Similarly, the Oil and Gas Regulatory Authority (OGRA) is empowered under the Oil and Gas Regulatory Authority Ordinance, 2002 to recommend the prices of petroleum products and the rates at which natural gas supply services may be provided to different classes of consumers for approval by the federal government. OGRA also ensures that consumers are provided protection from monopolistic and oligopolistic prices.
In April 2021, Pakistan notified the WTO that it did not have any state trading enterprises as defined by Article XVII:4(a) of the GATT 1994. Pakistan also noted that any state firms that already exist are not given any exclusive or special rights (including statutory or constitutional powers) allowing them to influence the level and/or direction of foreign trade.
The Public Procurement Regulatory Authority Ordinance 2002 and the related Public Procurement Rules 2004 continue to control government procurement. While neither contain nor provide for any “buy national/local” requirement, recent amendments to the Rules have allowed direct contracting with state-owned enterprises, in certain circumstances, without undertaking a conventional procurement process.
In March 2020, Pakistan passed the Geographical Indications (Registration and Protection) Act, 2020, which defines geographical indications as "such goods as agricultural goods, natural goods or manufactured goods originating or manufactured or produced in a territory or a region or locality as determined by the country, where a given quality, reputation or other characteristics of the goods or the ingredients or components, is essentially attributable to its geographical origin and in the case of manufactured goods one of the activities of either the production or processing or preparation of the goods concerned takes place in such territory, region or locality as the case may be". The Act establishes a Geographical Indications Registry (GIR), which is to be operated by the Trademarks Registry until a separate GIR is created. The Act also allows for a geographical indication of a foreign country to be registered in Pakistan, as long as it is registered in accordance with the local legislation in its country of origin.
The Act, read together with the Trade Mark Ordinance, 2001, provides for the seizure of infringing goods in relation to a geographical indication by the Collector of Customs at the time of import on the request of the relevant proprietor.

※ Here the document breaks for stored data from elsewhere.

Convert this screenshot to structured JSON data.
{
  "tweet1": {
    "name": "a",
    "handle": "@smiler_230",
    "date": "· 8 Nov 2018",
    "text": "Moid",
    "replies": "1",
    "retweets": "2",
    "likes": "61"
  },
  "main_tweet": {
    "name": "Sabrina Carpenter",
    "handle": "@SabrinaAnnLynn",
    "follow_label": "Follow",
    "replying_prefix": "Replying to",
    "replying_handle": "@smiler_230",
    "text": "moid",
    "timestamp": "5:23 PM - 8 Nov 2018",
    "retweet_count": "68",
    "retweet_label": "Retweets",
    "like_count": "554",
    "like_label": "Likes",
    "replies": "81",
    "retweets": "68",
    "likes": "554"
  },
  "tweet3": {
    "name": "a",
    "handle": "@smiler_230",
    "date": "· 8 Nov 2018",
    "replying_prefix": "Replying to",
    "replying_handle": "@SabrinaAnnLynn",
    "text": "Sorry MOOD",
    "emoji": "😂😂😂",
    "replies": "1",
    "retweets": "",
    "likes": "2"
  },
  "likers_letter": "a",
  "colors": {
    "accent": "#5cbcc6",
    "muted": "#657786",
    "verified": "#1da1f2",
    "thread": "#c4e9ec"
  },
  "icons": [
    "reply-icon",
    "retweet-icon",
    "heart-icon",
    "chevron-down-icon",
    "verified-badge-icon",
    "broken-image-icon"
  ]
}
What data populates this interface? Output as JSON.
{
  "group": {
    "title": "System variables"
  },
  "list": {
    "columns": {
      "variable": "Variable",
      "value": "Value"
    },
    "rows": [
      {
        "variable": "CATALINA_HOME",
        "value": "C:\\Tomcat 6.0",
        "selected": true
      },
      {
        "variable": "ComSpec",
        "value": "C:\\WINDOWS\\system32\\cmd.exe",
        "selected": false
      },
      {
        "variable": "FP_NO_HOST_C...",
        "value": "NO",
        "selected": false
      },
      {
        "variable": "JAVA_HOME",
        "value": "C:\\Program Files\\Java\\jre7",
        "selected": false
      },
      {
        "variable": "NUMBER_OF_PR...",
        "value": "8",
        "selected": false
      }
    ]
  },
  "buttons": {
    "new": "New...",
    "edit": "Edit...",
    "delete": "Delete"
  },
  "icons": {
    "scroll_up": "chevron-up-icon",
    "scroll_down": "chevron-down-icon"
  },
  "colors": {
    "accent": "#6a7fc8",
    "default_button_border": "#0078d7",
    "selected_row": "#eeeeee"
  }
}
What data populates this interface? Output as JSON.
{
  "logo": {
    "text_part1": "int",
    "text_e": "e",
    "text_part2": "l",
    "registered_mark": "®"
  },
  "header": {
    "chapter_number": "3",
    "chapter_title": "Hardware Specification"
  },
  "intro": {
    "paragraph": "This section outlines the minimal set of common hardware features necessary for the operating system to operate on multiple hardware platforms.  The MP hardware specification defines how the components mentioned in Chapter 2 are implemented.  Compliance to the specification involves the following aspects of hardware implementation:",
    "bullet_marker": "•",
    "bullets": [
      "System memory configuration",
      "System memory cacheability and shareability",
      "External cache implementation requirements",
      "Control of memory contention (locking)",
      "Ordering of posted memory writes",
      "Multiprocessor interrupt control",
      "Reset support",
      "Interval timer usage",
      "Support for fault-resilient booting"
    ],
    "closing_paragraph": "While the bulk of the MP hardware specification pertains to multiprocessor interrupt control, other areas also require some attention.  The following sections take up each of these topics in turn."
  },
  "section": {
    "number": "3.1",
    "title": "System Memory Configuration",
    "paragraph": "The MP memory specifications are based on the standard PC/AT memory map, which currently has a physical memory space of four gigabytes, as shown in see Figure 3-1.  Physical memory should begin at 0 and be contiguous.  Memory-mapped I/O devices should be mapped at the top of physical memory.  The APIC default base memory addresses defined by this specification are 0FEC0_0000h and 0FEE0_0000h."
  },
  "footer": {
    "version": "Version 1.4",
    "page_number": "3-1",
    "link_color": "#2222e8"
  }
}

The Pakistan Customs Service under the FBR has been pursuing an ambitious reform and modernisation agenda over the past few years. These reforms have involved digitalisation of the customs processes and procedures, legal and tariff reforms, changes in the organisational set-up and the creation of specialised offices for different customs-related operations.
Pakistan is also in the process of enacting the Trade Dispute Resolution Act, which shall seek to provide for the establishment of a comprehensive regime for the swift and effective resolution of disputes relating to the export and import of goods and services, including import and export through e-commerce.